Now, back to Stephen and his work. After writing the above, I became aware that there is a real connection between Steven's workspace, which I've had the chance to see through his blog posts, and his work. I see an openness, an expansiveness that is present in both, and experience a sense of place in many of Steven's paintings. Of course, it's not at all that simple. Please see Steven's statement below...

Meteor Beach 2008
96 x 96 acrylic on 4 canvases

My work is an exploration of relations that reside in the constant flux of sensory events. I am interested in the interaction between the painting and the viewer's imagination and experience; in the painting's catalytic potency - it's potential to generate unspecified mobile meaning.
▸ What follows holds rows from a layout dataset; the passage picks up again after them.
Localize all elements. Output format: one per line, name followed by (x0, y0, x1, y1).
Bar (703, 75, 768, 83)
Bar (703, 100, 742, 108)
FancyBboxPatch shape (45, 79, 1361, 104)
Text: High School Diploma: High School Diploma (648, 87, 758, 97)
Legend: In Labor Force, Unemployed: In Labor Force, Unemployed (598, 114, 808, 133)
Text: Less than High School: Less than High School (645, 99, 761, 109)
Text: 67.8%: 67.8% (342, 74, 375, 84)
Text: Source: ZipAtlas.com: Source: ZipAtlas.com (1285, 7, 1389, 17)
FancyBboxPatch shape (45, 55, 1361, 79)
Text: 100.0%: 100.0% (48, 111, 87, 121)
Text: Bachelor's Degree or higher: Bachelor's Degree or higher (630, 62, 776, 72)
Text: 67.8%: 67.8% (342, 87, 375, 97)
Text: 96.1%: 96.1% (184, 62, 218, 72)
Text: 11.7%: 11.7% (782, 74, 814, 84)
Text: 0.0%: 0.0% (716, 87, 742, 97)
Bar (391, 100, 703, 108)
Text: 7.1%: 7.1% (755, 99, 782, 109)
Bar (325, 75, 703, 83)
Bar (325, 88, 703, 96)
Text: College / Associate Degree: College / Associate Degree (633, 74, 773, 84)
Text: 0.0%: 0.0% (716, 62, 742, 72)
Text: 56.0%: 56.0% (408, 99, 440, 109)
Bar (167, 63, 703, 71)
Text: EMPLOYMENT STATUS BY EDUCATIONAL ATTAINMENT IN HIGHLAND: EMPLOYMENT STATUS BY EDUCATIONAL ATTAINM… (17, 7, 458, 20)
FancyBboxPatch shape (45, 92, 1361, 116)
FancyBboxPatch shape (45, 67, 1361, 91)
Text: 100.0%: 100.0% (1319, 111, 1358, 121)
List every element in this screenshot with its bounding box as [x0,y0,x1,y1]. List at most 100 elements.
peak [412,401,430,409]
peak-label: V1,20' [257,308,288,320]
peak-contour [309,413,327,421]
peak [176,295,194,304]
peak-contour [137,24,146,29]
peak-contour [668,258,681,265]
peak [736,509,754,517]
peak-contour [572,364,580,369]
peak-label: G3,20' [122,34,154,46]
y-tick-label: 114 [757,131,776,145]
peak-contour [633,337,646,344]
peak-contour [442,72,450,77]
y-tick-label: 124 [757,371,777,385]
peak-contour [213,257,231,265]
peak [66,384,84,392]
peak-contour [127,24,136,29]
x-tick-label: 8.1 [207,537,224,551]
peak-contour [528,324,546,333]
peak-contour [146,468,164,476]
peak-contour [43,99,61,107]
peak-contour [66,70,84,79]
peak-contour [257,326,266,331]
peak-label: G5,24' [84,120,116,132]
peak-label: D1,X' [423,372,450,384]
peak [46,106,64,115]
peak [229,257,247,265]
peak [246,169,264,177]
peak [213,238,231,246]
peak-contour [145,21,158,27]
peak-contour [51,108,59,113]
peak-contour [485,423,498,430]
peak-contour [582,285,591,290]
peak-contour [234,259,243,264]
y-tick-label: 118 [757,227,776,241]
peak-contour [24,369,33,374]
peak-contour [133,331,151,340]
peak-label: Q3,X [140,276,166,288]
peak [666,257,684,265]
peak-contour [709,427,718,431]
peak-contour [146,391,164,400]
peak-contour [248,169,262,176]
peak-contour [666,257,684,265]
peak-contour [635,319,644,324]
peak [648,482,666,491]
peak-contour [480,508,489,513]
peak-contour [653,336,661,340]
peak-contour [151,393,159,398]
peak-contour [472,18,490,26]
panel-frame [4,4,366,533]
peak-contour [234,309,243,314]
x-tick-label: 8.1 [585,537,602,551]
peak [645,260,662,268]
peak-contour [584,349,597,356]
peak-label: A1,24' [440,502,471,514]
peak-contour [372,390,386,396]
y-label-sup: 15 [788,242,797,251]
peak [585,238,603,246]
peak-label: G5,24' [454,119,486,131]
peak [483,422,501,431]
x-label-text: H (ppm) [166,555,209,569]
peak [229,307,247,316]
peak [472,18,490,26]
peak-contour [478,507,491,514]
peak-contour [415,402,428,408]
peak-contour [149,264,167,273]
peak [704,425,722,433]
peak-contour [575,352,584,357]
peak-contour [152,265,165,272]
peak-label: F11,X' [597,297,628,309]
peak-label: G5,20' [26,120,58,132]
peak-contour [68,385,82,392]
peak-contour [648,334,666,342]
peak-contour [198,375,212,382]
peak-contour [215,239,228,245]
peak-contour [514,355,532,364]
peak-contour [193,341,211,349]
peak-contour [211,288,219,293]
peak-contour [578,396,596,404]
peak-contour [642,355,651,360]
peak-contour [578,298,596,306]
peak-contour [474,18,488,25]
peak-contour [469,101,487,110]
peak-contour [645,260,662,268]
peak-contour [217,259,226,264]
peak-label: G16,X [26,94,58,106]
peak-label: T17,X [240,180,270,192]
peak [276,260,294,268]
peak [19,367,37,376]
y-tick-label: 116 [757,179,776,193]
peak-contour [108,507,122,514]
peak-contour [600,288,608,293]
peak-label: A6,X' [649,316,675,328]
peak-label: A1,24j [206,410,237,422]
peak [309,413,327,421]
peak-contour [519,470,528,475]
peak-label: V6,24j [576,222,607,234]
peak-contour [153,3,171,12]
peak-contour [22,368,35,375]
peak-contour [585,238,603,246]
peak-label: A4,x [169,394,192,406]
Color operates in this work and in the world as a kind of pure energy, dynamic, capricious, evocative. The surfaces emphasize the sensual rather than analytical nature of the process, and attest to the pervasive presence of time. Within the structure of the paintings, archetypal dualities of male/female, earth/sky, internal/external are inevitably implied; not as opposing forces, but as interdependent aspects of an animate whole. In this sense, these paintings might be regarded as open-ended cosmologies, or as chunks of unencumbered raw reality, or to use John Cage's words, "like Nature in her manner of operation".

I am trying to build, out of color and substance, a place for the viewer's consciousness - where unexpected associations and resonances may occur, where history merges with the present moment, and the stuff of life, love and desire has corporeal presence - states of being, embodied in paint.